Uno de los síntomas claros de la decadencia de la
civilización occidental es el imparable aumento de la ingesta de cerveza. El
zumo de cebada, alfalfa y otras hierbas mal olientes fermentado en infernales
alambiques es el trago preferido a la hora de optar por bebidas espiritosas.
Como brebaje de baja estofa que es, necesita ser trasegado en grandes
cantidades para poder captar alguna de sus supuestas cualidades. Su efecto más
notorio es el apremio de sus consumidores a la hora de ir al retrete y aliviar
su vejiga. Una reunión de colegas, un partido de furbol o cualquier acto social
de medio pelo que se precie contará siempre con el suficiente suministro del
tóxico para que la gente sociabilice mientras se anega. La industria cervecera
ofrece una ingente variedad de marcas, tipos y variantes para tener amorrada a
la botella a la población. Pero el mecanismo es siempre el mismo: bebes un
líquido amarillo y al poco tiempo excretas otro líquido amarillo, sin grandes
diferencias entre ellos.
Ni que decir tiene que los que nos decantamos por el vino
jugamos en otra liga, donde prima la calidad y no la cantidad. El vino es una
bebida reflexiva, su intenso sabor abre profundidades sensoriales desconocidas
entre los que ingieren cerveza. La riqueza de los caldos es casi infinita. En oposición
a la producción industrial de la cerveza, cual si fuera gasolina, en la del
vino se combinan la variedad de la uva, el suelo y el clima para asombrar al
paladar. Alrededor de la elaboración del vino creció nuestra civilización.
Quizás los primeros poetas se tomaran una taza de vino antes de invocar a las
musas. Todavía hoy se puede admirar la fantástica literatura creada por los
catadores, que, tras dar un sorbo a un tintorro, se explayan en un artículo de
tres mil palabras explicando los mil matices que experimentaron en semejante
trance. En el caso de los catadores de cerveza, no van más allá de alguna
flatulencia.
Como otras veces, la historia viene a darnos lecciones que
bien valen para el presente. Un reciente estudio apunta que en el creciente
fértil, cuna de nuestra cultura, entre el año 3000 y el 600 antes de la era
común, se priorizó el cultivo de la viña sobre otros.
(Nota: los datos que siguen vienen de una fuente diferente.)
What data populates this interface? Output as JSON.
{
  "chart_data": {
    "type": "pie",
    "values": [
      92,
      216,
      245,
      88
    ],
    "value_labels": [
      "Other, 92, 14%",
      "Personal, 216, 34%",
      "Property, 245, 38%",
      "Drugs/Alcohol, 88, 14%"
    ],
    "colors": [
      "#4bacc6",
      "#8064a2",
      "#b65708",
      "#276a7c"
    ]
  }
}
Ejemplo palmario de la
importancia que ya tenía el vino, bebida milagrosa que sanaba cuerpos y almas.
Es verdad que los que vivían y bebían entre el Eufrates y el Tigris también le
daban a la cerveza, pero nunca alcanzó el prestigio del zumo de la uva. En
épocas de cambios climáticos, se destinó el escaso regadío existente a mantener
las viñas antes que los olivos u otros cultivos, lo que da idea del prestigio
cultural y social que tenía. Hoy solo lo beben cuatro esnobs y los borrachos
carpetovetónicos, arrinconado por brebajes industriales.
Pero Baco está pronto
a volver y su reinado no tendrá fin. Escanciaremos cálices en su honor mientras
divagamos sobres los misterios de la existencia, como siempre se ha hecho. Y al
que no le guste el plan que se pase a la cerveza sin alcohol.